Structural basis of a unique interferon-β signaling axis mediated via the receptor IFNAR1

Nicole A de Weerd, Julian P Vivian, Thao K Nguyen, Niamh E Mangan, Jodee A Gould, Susie-Jane Braniff, Leyla Zaker-Tabrizi, Ka Yee Fung, Samuel C Forster,Travis Beddoe,Hugh H Reid,Jamie Rossjohn & Paul J Hertzog

Type I interferons are important in regulating immune responses to pathogens and tumors. All interferons are considered to signal via the heterodimeric IFNAR1-IFNAR2 complex, yet some subtypes such as interferon-β (IFN-β) can exhibit distinct functional properties, although the molecular basis of this is unclear. Here we demonstrate IFN-β can uniquely and specifically ligate to IFNAR1 in an IFNAR2-independent manner, and we provide the structural basis of the IFNAR1–IFN-β interaction.

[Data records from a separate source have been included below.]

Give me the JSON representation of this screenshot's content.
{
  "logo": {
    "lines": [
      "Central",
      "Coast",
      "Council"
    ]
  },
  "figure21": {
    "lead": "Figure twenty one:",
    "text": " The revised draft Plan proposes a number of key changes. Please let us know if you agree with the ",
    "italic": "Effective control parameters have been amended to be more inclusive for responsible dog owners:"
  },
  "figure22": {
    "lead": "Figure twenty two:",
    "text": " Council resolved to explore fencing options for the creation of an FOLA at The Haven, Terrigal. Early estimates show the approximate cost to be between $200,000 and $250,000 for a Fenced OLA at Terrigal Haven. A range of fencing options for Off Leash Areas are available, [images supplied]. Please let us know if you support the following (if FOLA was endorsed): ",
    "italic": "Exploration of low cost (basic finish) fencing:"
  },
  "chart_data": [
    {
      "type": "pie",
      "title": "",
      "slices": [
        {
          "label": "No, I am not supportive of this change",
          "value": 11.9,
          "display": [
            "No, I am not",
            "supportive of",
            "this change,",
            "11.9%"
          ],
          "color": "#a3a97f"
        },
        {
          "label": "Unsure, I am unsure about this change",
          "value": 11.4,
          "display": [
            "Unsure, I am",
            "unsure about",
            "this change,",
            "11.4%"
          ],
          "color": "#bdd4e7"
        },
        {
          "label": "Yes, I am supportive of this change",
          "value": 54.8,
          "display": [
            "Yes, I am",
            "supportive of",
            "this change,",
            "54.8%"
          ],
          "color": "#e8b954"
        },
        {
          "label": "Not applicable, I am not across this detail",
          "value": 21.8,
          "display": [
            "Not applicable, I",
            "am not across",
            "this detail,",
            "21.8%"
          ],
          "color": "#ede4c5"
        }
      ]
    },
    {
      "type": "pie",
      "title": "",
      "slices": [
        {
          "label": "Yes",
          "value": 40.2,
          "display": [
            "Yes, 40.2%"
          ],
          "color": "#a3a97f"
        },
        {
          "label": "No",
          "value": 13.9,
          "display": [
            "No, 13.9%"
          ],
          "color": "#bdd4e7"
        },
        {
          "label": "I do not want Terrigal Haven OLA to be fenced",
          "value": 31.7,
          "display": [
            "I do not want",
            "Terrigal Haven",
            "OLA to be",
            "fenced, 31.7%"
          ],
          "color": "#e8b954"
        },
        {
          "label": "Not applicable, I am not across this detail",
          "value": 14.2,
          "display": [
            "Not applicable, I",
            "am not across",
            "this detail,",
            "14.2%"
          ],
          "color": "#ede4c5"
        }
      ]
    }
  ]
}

The IFNAR1–IFN-β complex transduced signals that modulated expression of a distinct set of genes independently of Jak-STAT pathways. Lipopolysaccharide-induced sepsis was ameliorated in Ifnar1-/- mice but not Ifnar2-/- mice, suggesting that IFNAR1–IFN-β signaling is pathologically relevant. Thus, we provide a molecular basis for understanding specific functions of IFN-β.